Mais la question des dons en nature reste toujours énigmatique : Ou est-ce que le don commence ? Est-ce déjà un don si un boulanger met à disposition sa camionnette pour aller coller les affiches du parti ? Et si une administration communale concède une location gratuite du centre culturel local pour l’organisation du congrès électoral ou de l’assemblée générale d’un parti ? Même si tous les participants à la « plate-forme de discussion » constituée par la commission parlementaire des Institutions sur la question – députés membres de la commission, dirigeants et fonctionnaires des partis politiques, représentants de la Cour des comptes, du ministère d’État et de celui de la Justice – esquivent un sourire lorsqu’on parle du sujet, et qu’il tempèrent qu’il ne faut pas couper les cheveux en quatre et ne pas perdre des yeux la proportionnalité des moyens mis en œuvre pour contrôler des sommes plus que modestes, il ne demeure pas moins que la question revient dans toutes les réunions – et qu’une clarification n’a pas encore été trouvée.

Car depuis que le Greco (Groupe d’États contre la corruption, un organe du Conseil de l’Europe) a émis, en juin, un Rapport de conformité assez corsé à l’encontre du Luxembourg, critiquant surtout que le grand-duché n’ait mis en œuvre que trois des 17 recommandations qu’il avait énoncées dans son dernier « rapport d’évaluation », ce que l’organe juge « globalement insatisfaisant » (d’Land 25/10), les responsables politiques se sont donné comme mot d’ordre de faire un sans faute dans la suite de la procédure. Depuis fin juin, on s’affaire donc dans toutes les institutions, Chambre des députés, gouvernement et partis politiques, pour répondre aux critiques – et améliorer les textes.

« Parce que ce dossier est extrêmement important pour l’image du pays, affirme Laurent Mosar, je me suis moi-même impliqué dans les travaux à tous les niveaux, dont ceux de la commission des Institutions. Et je peux vous assurer que nous avons travaillé très vite. » Les critiques du Greco concernent des points de détails, des failles dans la loi et les réglementations actuelles, qui touchent les trois acteurs impliqués.

À côté des dons en nature, il y a la question d’un possible détournement de la loi par les mandataires se faisant hommes de paille : qu’une personne morale verse de l’argent à un mandataire, par exemple, qui en ferait un don personnel. En contrepartie, on peut imaginer que le parti prendrait la défense des intérêts économiques ou stratégiques du donateur initial, demeurant officiellement anonyme. « Pour moi, c’est une des failles les plus évidentes de la loi, » juge le président du parti socialiste Alex Bodry.

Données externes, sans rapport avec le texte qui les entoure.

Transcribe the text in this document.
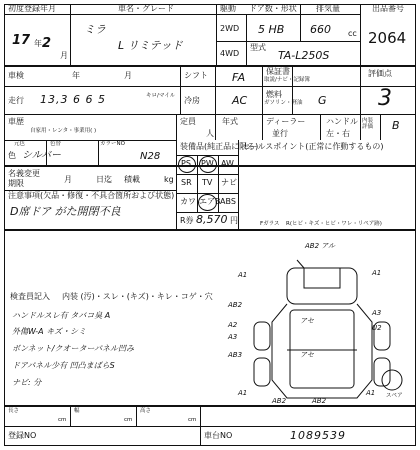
初度登録年月
17 年 2
月
車名・グレード
ミラ
L リミテッド
駆動
2WD
4WD
ドア数・形状
5 HB
排気量
660 cc
型式
TA-L250S
出品番号
2064
車検	年	月	シフト FA	保証書
取説/ナビ・記録簿
評価点
3
走行 13,3 6 6 5	キロ/マイル 冷房	AC 燃料
ガソリン・軽油 G
車歴
自家用・レンタ・事業用( )
定員
人
年式	ディーラー
並行
ハンドル
左・右
内装評価	B
元色
色 シルバー
色替	カラーNO
N28
装備品(純正品に限る)
セールスポイント(正常に作動するもの)
PS PW AW
SR TV ナビ
カワ エアB ABS
R券 8,570 円
名義変更
期限	月	日迄 積載	kg
注意事項(欠品・修復・不具合箇所および状態)
D席ドア がた開閉不良
Fガラス R(ヒビ・キズ・ヒビ・ワレ・リペア跡)
検査員記入 内装 (汚)・スレ・(キズ)・キレ・コゲ・穴
ハンドルスレ有 タバコ臭 A
外傷W-A キズ・シミ
ボンネット/クオーターパネル凹み
ドアパネル少有 凹凸まばらS
ナビ: 分
AB2 アル
A1	A1
AB2
A2
A3
A3
U2
AB3
A1	A1
AB2	AB2
アセ
アセ
スペア
長さ
cm
幅
cm
高さ
cm
登録NO	車台NO	1089539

Qui imagine qu’on pourrait imposer que chaque somme versée à un parti et dépassant celle de la cotisation obligatoire fixée par les statuts doive être listée dans les rapports des trésoriers. Une telle adaptation devrait pouvoir se faire par le biais d’un nouveau projet de loi.

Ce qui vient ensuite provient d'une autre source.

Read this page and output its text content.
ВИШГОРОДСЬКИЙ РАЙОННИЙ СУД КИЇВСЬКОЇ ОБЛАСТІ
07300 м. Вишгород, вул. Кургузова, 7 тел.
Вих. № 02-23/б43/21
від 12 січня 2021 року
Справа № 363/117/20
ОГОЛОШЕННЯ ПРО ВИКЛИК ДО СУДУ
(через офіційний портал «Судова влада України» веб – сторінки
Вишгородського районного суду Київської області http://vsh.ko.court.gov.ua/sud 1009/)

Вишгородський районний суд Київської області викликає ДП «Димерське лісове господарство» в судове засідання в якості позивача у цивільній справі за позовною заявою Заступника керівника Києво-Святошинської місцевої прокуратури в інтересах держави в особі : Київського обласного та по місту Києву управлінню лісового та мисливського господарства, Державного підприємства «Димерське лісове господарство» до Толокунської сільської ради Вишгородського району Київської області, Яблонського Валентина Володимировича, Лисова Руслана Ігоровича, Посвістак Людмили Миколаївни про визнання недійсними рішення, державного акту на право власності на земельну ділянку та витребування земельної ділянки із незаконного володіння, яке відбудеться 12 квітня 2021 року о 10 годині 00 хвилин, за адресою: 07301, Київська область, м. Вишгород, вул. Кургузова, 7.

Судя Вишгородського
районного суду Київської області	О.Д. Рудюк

Les réponses à certaines critiques et recommandations du Greco sont unanimes : les partis ont tous fait des rapports écrits sur les mesures de formation qu’ils ont lancées suite au vote de la loi, et qu’elle leur impose. Et le ministère d’État est en train d’élaborer un règlement grand-ducal avec un plan comptable uniformisé, comme le demande le Greco, et qui faciliterait le travail à tous les partis.

Mais sur d’autres questions, les positions divergent, voire de grandes réticences demeurent. Il en va ainsi par exemple de la demande du Greco d’attribuer une personnalité juridique aux partis – qui sont actuellement, comme les syndicats, des associations de fait. Une des craintes est que cela n’implique une judiciarisation de la politique luxembourgeoise, une autre que cela risquait d’entraver la liberté d’association. Laurent Mosar pour sa part estime que ce sera inévitable à long, voire moyen terme.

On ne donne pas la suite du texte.